HOUSTON — Emergency plans for the Astroworld music festival in Houston did not include protocols for dangerous crowd surges, even though that's what authorities believe happened Friday night when eight people died as rapper Travis Scott performed.
Hundreds of others were injured, including a 9-year-old boy whose family said was still in a coma on Tuesday. Attendees described scenes of panic in the crowd as fans pressed forward when Scott took to the stage.
The concert area remains largely in place as authorities continue a criminal investigation.
The Associated Press reports that a 56-page safety plan for the festival included protocols for active shooters, bomb threats and severe weather. However, the plan did not include protocols for a potential crowd surge.
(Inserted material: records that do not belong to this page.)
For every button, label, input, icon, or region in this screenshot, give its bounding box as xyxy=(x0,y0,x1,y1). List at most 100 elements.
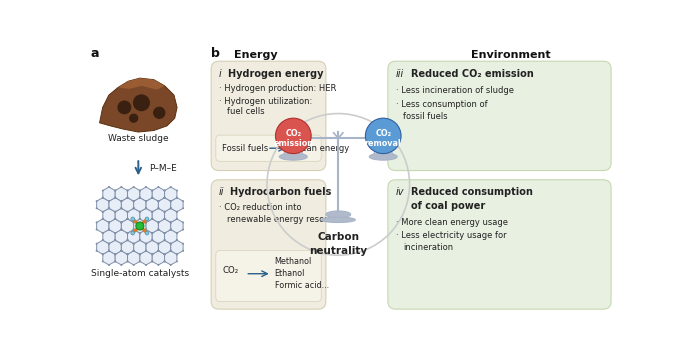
Circle shape xyxy=(133,207,135,209)
Circle shape xyxy=(127,211,129,213)
Circle shape xyxy=(176,232,178,234)
Circle shape xyxy=(158,200,160,202)
Circle shape xyxy=(133,221,135,224)
Circle shape xyxy=(114,189,116,192)
Polygon shape xyxy=(158,198,171,212)
Circle shape xyxy=(108,243,110,245)
Circle shape xyxy=(108,221,110,224)
Circle shape xyxy=(108,250,110,252)
Polygon shape xyxy=(127,230,140,244)
Circle shape xyxy=(139,218,141,220)
Circle shape xyxy=(170,264,172,266)
Circle shape xyxy=(121,243,123,245)
Circle shape xyxy=(170,200,172,202)
Circle shape xyxy=(170,186,172,188)
Circle shape xyxy=(139,197,141,199)
Circle shape xyxy=(151,189,153,192)
Circle shape xyxy=(114,239,116,241)
Circle shape xyxy=(158,229,160,231)
Polygon shape xyxy=(97,198,109,212)
Circle shape xyxy=(151,260,153,262)
Circle shape xyxy=(121,200,123,202)
Circle shape xyxy=(121,229,123,231)
Circle shape xyxy=(127,197,129,199)
Circle shape xyxy=(164,211,166,213)
Circle shape xyxy=(114,197,116,199)
Circle shape xyxy=(133,250,135,252)
Circle shape xyxy=(151,239,153,241)
Circle shape xyxy=(139,232,141,234)
Text: Environment: Environment xyxy=(471,51,550,61)
Circle shape xyxy=(151,211,153,213)
Circle shape xyxy=(127,218,129,220)
Circle shape xyxy=(170,207,172,209)
Circle shape xyxy=(145,264,147,266)
Circle shape xyxy=(164,232,166,234)
Circle shape xyxy=(164,197,166,199)
Text: CO₂: CO₂ xyxy=(285,129,301,138)
Circle shape xyxy=(114,253,116,255)
Circle shape xyxy=(151,218,153,220)
Ellipse shape xyxy=(326,211,351,218)
Circle shape xyxy=(127,253,129,255)
Circle shape xyxy=(114,253,116,255)
Polygon shape xyxy=(127,208,140,222)
Circle shape xyxy=(108,207,110,209)
Circle shape xyxy=(164,211,166,213)
Text: ii: ii xyxy=(219,188,225,198)
Circle shape xyxy=(145,200,147,202)
Circle shape xyxy=(139,189,141,192)
Circle shape xyxy=(170,243,172,245)
Text: Clean energy: Clean energy xyxy=(293,144,349,153)
Circle shape xyxy=(170,200,172,202)
Circle shape xyxy=(151,211,153,213)
Circle shape xyxy=(153,107,166,119)
Circle shape xyxy=(151,260,153,262)
Circle shape xyxy=(102,218,104,220)
Polygon shape xyxy=(152,251,164,265)
Circle shape xyxy=(176,211,178,213)
Text: · CO₂ reduction into: · CO₂ reduction into xyxy=(219,203,301,212)
Text: Carbon: Carbon xyxy=(317,232,359,242)
Ellipse shape xyxy=(321,217,356,222)
Circle shape xyxy=(151,218,153,220)
Circle shape xyxy=(158,207,160,209)
Circle shape xyxy=(114,197,116,199)
Circle shape xyxy=(158,221,160,224)
Circle shape xyxy=(121,207,123,209)
Text: emission: emission xyxy=(273,139,313,148)
Circle shape xyxy=(96,207,98,209)
Polygon shape xyxy=(140,187,152,201)
Circle shape xyxy=(131,231,135,235)
Circle shape xyxy=(139,197,141,199)
Circle shape xyxy=(102,211,104,213)
Circle shape xyxy=(127,253,129,255)
Circle shape xyxy=(114,211,116,213)
FancyBboxPatch shape xyxy=(216,251,321,302)
Circle shape xyxy=(102,232,104,234)
Circle shape xyxy=(127,260,129,262)
Circle shape xyxy=(170,200,172,202)
Circle shape xyxy=(158,200,160,202)
Circle shape xyxy=(182,250,184,252)
Circle shape xyxy=(121,264,123,266)
Circle shape xyxy=(158,229,160,231)
Circle shape xyxy=(139,260,141,262)
Polygon shape xyxy=(158,240,171,254)
Circle shape xyxy=(139,253,141,255)
Polygon shape xyxy=(164,230,177,244)
Circle shape xyxy=(114,189,116,192)
Circle shape xyxy=(158,207,160,209)
Circle shape xyxy=(121,250,123,252)
Circle shape xyxy=(114,218,116,220)
Circle shape xyxy=(139,239,141,241)
Circle shape xyxy=(133,200,135,202)
Circle shape xyxy=(102,232,104,234)
Polygon shape xyxy=(134,219,146,233)
Text: iv: iv xyxy=(396,188,404,198)
Polygon shape xyxy=(127,187,140,201)
Circle shape xyxy=(108,264,110,266)
Text: CO₂: CO₂ xyxy=(375,129,391,138)
Circle shape xyxy=(127,239,129,241)
Circle shape xyxy=(145,217,149,221)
Houston's police and fire departments played a key role in keeping the 50,000 attendees safe at the concert. However, the union head of the Houston Fire Department pushed back Tuesday, saying firefighters did not have a presence inside the festival and were not given radios to communicate directly with organizers, even though they had asked for them.
"We don't use cellphones for emergencies. We use radios. We need direct contact because as situations unfold, seconds matter," Marty Lancton said.
More than 20 lawsuits have already been filed, accusing organizers of failing to take simple crowd-control steps or staff properly.
Houston's police and fire departments have already vowed to conduct their own investigation into the tragedy. However, the top elected official in Harris County has called for an independent review of the tragedy in the hopes of removing any potential conflicts of interest.